NLP is a field of study that lends itself well to cross-disciplinary collaborations, and Radev hasn’t wasted any time. Even before he arrived at Yale in January, Radev was in contact with several faculty members from other fields about striking up collaborations, including those from the medical school, the humanities, and the social science programs.

“There’s a general awareness now that natural language processing and these other tools can be helpful to those other fields,” he said. “Ten years ago, many people from other fields didn’t even know that you could do this sort of work. If we collaborate with people in political science or medicine, they get something out of it because now they can analyze data in ways they couldn’t before. And computer science people get something out of it with interesting data sets to work with for their theories.”

Political scientists could use the technology, for example, to analyze the speech and texts of elected officials. An objective analysis of strategies and rhetoric in a debate, for instance, could help discern whether a candidate appealed to nationalism or concerns about the economy. How often was name-calling used as a debating tactic? Lincoln Swaine-Moore, one of Radev’s students, analyzed last semester connections between the speech of officials and contributors to their campaigns.

“For example, if a senator gets a certain amount of funding from the pharmaceutical industry, does that mean they’ll talk more about pharm issues in their speeches?”

The fields of healthcare and medicine also stand to benefit greatly from natural language processing.

“Another possibility is to see if there is any bias in letters of recommendation to medical schools,” he said. “There are studies that show women who apply for certain jobs are treated differently.

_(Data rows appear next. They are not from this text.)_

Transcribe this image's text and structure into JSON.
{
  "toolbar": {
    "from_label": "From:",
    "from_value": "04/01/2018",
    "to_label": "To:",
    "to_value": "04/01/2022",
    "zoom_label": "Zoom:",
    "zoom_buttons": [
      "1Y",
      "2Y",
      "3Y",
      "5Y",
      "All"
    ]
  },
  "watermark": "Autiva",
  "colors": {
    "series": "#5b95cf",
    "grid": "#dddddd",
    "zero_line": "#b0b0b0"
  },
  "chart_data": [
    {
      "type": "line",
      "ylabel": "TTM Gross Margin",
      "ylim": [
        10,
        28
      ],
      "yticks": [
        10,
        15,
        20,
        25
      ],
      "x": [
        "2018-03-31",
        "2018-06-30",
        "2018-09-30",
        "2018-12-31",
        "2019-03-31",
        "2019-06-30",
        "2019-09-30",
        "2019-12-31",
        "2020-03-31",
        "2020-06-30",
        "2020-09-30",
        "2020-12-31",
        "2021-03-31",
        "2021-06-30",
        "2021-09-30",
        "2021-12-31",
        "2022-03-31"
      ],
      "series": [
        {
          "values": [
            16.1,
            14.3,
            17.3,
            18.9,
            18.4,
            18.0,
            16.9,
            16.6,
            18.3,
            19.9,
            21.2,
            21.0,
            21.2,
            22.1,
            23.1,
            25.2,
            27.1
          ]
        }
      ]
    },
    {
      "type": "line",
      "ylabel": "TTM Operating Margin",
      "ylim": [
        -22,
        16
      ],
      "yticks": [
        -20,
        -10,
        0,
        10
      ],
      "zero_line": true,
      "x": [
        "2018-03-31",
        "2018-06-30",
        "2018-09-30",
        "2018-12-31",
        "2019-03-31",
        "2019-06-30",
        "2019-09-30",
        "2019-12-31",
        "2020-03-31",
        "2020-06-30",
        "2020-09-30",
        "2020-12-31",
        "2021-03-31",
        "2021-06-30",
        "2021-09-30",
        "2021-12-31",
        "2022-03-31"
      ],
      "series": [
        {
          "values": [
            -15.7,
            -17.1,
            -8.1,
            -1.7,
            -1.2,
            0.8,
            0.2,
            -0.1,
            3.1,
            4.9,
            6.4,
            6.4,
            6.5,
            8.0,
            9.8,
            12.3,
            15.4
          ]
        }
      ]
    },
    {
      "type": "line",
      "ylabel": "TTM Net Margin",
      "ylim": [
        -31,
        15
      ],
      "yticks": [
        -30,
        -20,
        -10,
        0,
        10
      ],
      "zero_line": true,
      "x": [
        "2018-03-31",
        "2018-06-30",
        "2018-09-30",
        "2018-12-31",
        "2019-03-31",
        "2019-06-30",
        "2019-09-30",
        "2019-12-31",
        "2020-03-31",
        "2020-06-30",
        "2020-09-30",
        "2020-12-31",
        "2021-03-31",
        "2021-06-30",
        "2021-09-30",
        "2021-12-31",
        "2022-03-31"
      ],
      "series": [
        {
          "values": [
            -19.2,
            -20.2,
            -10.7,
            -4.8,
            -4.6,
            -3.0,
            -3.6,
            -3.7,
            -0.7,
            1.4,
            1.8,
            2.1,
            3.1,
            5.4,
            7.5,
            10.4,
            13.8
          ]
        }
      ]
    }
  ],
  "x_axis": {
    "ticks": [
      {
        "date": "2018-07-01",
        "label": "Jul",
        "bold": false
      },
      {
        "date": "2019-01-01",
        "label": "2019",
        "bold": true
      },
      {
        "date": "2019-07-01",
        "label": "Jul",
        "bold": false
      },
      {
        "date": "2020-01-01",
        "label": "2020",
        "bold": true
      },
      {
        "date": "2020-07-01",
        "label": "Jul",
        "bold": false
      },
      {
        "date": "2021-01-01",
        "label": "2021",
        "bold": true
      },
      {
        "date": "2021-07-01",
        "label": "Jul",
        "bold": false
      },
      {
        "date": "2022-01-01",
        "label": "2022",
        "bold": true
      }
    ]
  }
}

People interrupt them more frequently, or they perceive a certain trait of the person in a negative way – they might use the word ‘fiery,’ whereas a man would be described with a gentler word.”

He has also talked with Yale School of Medicine professor Harlan Krumholz about possible collaborations. Krumholz, the Harold H. Hines Jr. Professor of Medicine, director of the Yale Open Data Access Project, and faculty co-director of the Yale Center for Research Computing, said nurses’ notes, radiology reports, and so many other documents have created a mountain of unstructured data in medicine. Radev’s expertise could help make sense of it all. As an example, he points to forms that force patients to grade their symptoms on a scale of 1 to 5.

“We give them five options, but the truth is that they have to tell me a story for me to understand how they feel,” Krumholz said. “The holy grail is figuring out how to take the largely undisciplined data that exists everywhere in medicine and turn it into something that can spark new knowledge and insights and better care.”

Doing that means getting away from a system that requires people to talk and think like computers. Instead, he said, we need computers to come up with insights from the way people naturally communicate. It’s an ambition that, not long ago, might have seemed out of reach. With the work of people like Radev, it’s starting to happen.

“That’s why I immediately thought he would be such a great addition here, and why I looked for ways to work with him,” Krumholz said. “He’s a spectacular addition to our faculty and gives us more world-class expertise. When someone like that arrives on campus, you are immediately drawn to try to see if there are opportunities for collaboration.”